Various types of procedures for preventing or overcoming premature screenouts are proposed in the fracturing industry. But, judgements for effectiveness of these procedures are based on qualitative discussions through limited field experiences. To propose confident procedures responding to specific field characteristics, quantitative evaluation is required using a geomechanical model incorporating proper physics.

We try to construct a geomechanical model to explain a premature screenout occurred in an actual fracturing job, which aims to develop a domestic tight oil reservoir. The screenout is interpreted to be caused by excessive fluid leak-off from a primary fracture to natural fracture system. For the construction of a quantitative geomechanical model, a hydraulic fracturing simulator, which can model a primary tensile fracture propagation interacting with a natural fracture system, is used. The most difficult parameters to estimate are properties of a natural fracture system comprising of fracture porosity, initial fracture aperture and shear dilation effects. These parameters are constrained by extensions and shapes of observed microseismic clouds. The other parameters are estimated by integration of core test, log and injection test data. The evaluated in-situ stress state shows weak strike-slip faulting stress regime, which implies a certain degree of facilitation of shear slip on natural fractures by raising pore pressure at fracturing jobs.
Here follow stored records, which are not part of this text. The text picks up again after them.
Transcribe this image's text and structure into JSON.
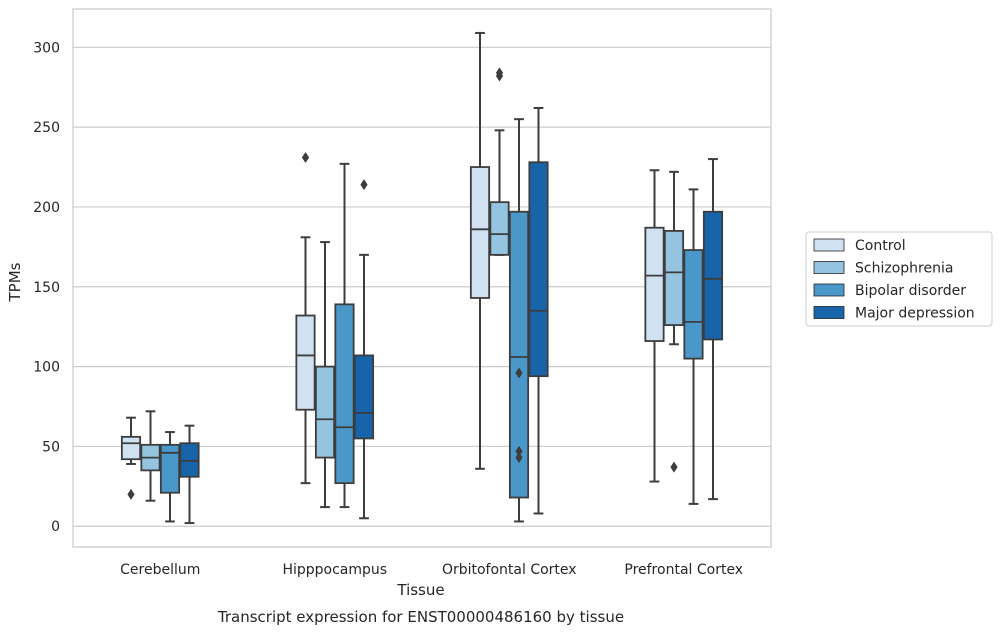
{
  "chart_data": {
    "type": "boxplot",
    "title": "",
    "caption": "Transcript expression for ENST00000486160 by tissue",
    "xlabel": "Tissue",
    "ylabel": "TPMs",
    "ylim": [
      -13,
      324
    ],
    "yticks": [
      0,
      50,
      100,
      150,
      200,
      250,
      300
    ],
    "grid": "horizontal",
    "legend_position": "right, outside plot",
    "categories": [
      "Cerebellum",
      "Hipppocampus",
      "Orbitofontal Cortex",
      "Prefrontal Cortex"
    ],
    "series": [
      {
        "name": "Control",
        "color": "#d0e1f2",
        "boxes": [
          {
            "whislo": 39,
            "q1": 42,
            "med": 52,
            "q3": 56,
            "whishi": 68,
            "fliers": [
              20
            ]
          },
          {
            "whislo": 27,
            "q1": 73,
            "med": 107,
            "q3": 132,
            "whishi": 181,
            "fliers": [
              231
            ]
          },
          {
            "whislo": 36,
            "q1": 143,
            "med": 186,
            "q3": 225,
            "whishi": 309,
            "fliers": []
          },
          {
            "whislo": 28,
            "q1": 116,
            "med": 157,
            "q3": 187,
            "whishi": 223,
            "fliers": []
          }
        ]
      },
      {
        "name": "Schizophrenia",
        "color": "#94c4df",
        "boxes": [
          {
            "whislo": 16,
            "q1": 35,
            "med": 43,
            "q3": 51,
            "whishi": 72,
            "fliers": []
          },
          {
            "whislo": 12,
            "q1": 43,
            "med": 67,
            "q3": 100,
            "whishi": 178,
            "fliers": []
          },
          {
            "whislo": 170,
            "q1": 170,
            "med": 183,
            "q3": 203,
            "whishi": 248,
            "fliers": [
              282,
              284
            ]
          },
          {
            "whislo": 114,
            "q1": 126,
            "med": 159,
            "q3": 185,
            "whishi": 222,
            "fliers": [
              37
            ]
          }
        ]
      },
      {
        "name": "Bipolar disorder",
        "color": "#4a98c9",
        "boxes": [
          {
            "whislo": 3,
            "q1": 21,
            "med": 46,
            "q3": 51,
            "whishi": 59,
            "fliers": []
          },
          {
            "whislo": 12,
            "q1": 27,
            "med": 62,
            "q3": 139,
            "whishi": 227,
            "fliers": []
          },
          {
            "whislo": 3,
            "q1": 18,
            "med": 106,
            "q3": 197,
            "whishi": 255,
            "fliers": [
              43,
              47,
              96
            ]
          },
          {
            "whislo": 14,
            "q1": 105,
            "med": 128,
            "q3": 173,
            "whishi": 211,
            "fliers": []
          }
        ]
      },
      {
        "name": "Major depression",
        "color": "#1764ab",
        "boxes": [
          {
            "whislo": 2,
            "q1": 31,
            "med": 41,
            "q3": 52,
            "whishi": 63,
            "fliers": []
          },
          {
            "whislo": 5,
            "q1": 55,
            "med": 71,
            "q3": 107,
            "whishi": 170,
            "fliers": [
              214
            ]
          },
          {
            "whislo": 8,
            "q1": 94,
            "med": 135,
            "q3": 228,
            "whishi": 262,
            "fliers": []
          },
          {
            "whislo": 17,
            "q1": 117,
            "med": 155,
            "q3": 197,
            "whishi": 230,
            "fliers": []
          }
        ]
      }
    ]
  }
}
By using the constructed geomechanical model, sensitivity analyses are conducted to evaluate growth of a primary tensile fracture and width of its aperture in accordance with shear dilation on natural fractures and viscosity of injected fracturing fluid. Consequently, it is revealed that the primary fracture propagation is limited to around 10m away from the wellbore and its aperture becomes less than 2mm if a degree of shear dilation on natural fractures shows stronger than those expected, or an original high viscosity attained by x-linked gel system decreases. The fracture aperture of 2mm width is close to the expected proppant admittance criteria described in the past studies. It means a potential to occur screenouts. According to the post-job laboratory test, a shortage of hydration time to make a high viscous fluid by mixing gelling agents and water is found to lower fluid viscosity. Taking into account the low viscos fracturing fluid, the constructed geomechanical model can explain the actual premature screenout. It means the model can be utilized to improve fracturing design in the future.